2. How is the FACT-Bench dataset constructed and evaluated?
- The dataset consists of 20K question-answer pairs, with 5K for training and 15K for evaluation.
- Evaluation metrics include Exact Match (EM), F1 score, and a new metric "Contains" that checks if any of the ground-truth answers appear in the prediction.
- The upper-bound performance is estimated through human validation of a 2K subset, which shows 90% accuracy for the full 15K set and 100% for the 2K "Premium2k" subset.
[03] Benchmarking LLMs
1. What are the key findings from benchmarking 31 LLMs across 10 model families?
- Instruction-tuning hurts knowledge recall: Pretraining-only models consistently outperform their instruction-tuned counterparts.
- Positive effect of model scaling: Larger models outperform smaller ones across all model families.
- Significant gap with upper-bound: The best performance from GPT-4 still represents a large gap with the estimated upper-bound.
- LLMs struggle with long-tail entities and certain property types: Consistent with previous findings, LLMs perform poorly on less popular entities and specific property types like dates and numbers.
2. How do in-context exemplars affect LLMs' factual knowledge recall?

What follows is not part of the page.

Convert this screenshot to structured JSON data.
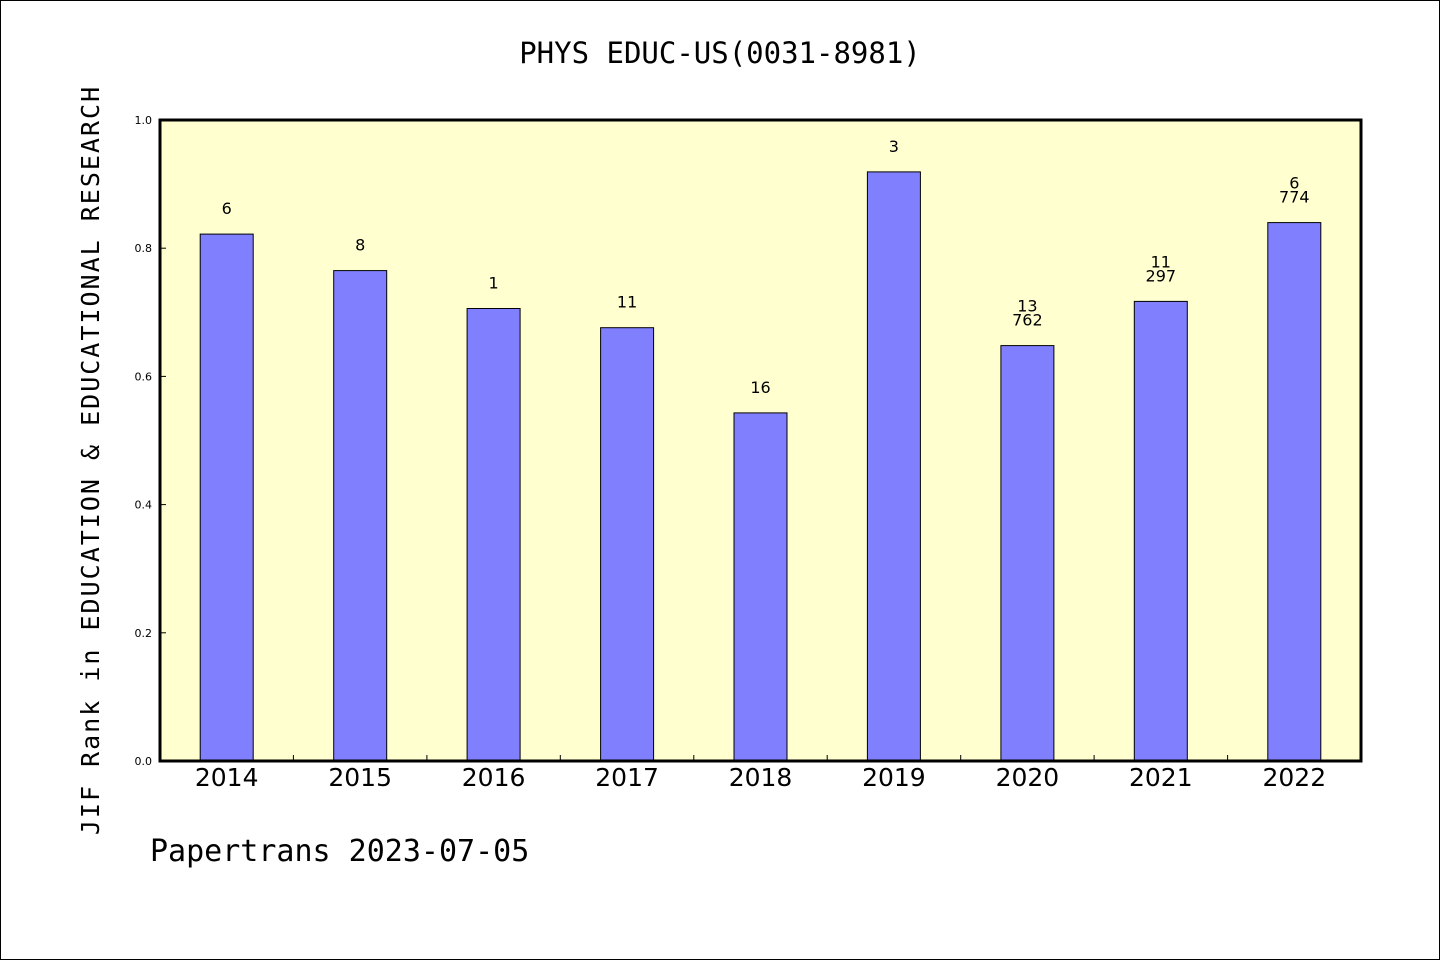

- Counterfactual in-context exemplars (with incorrect answers) lead to significant degradation of factual knowledge recall for large models.
- The degradation is attributed to exemplars that contradict the model's known knowledge, as well as the number of such exemplars.
3. What are the findings from fine-tuning experiments on LLaMA-7B?
- Fine-tuning on known knowledge (that the model is already familiar with) is beneficial and outperforms fine-tuning on unknown or mixed knowledge.
- Fine-tuning on unknown knowledge teaches the model to hallucinate, verifying the hypothesis from previous work.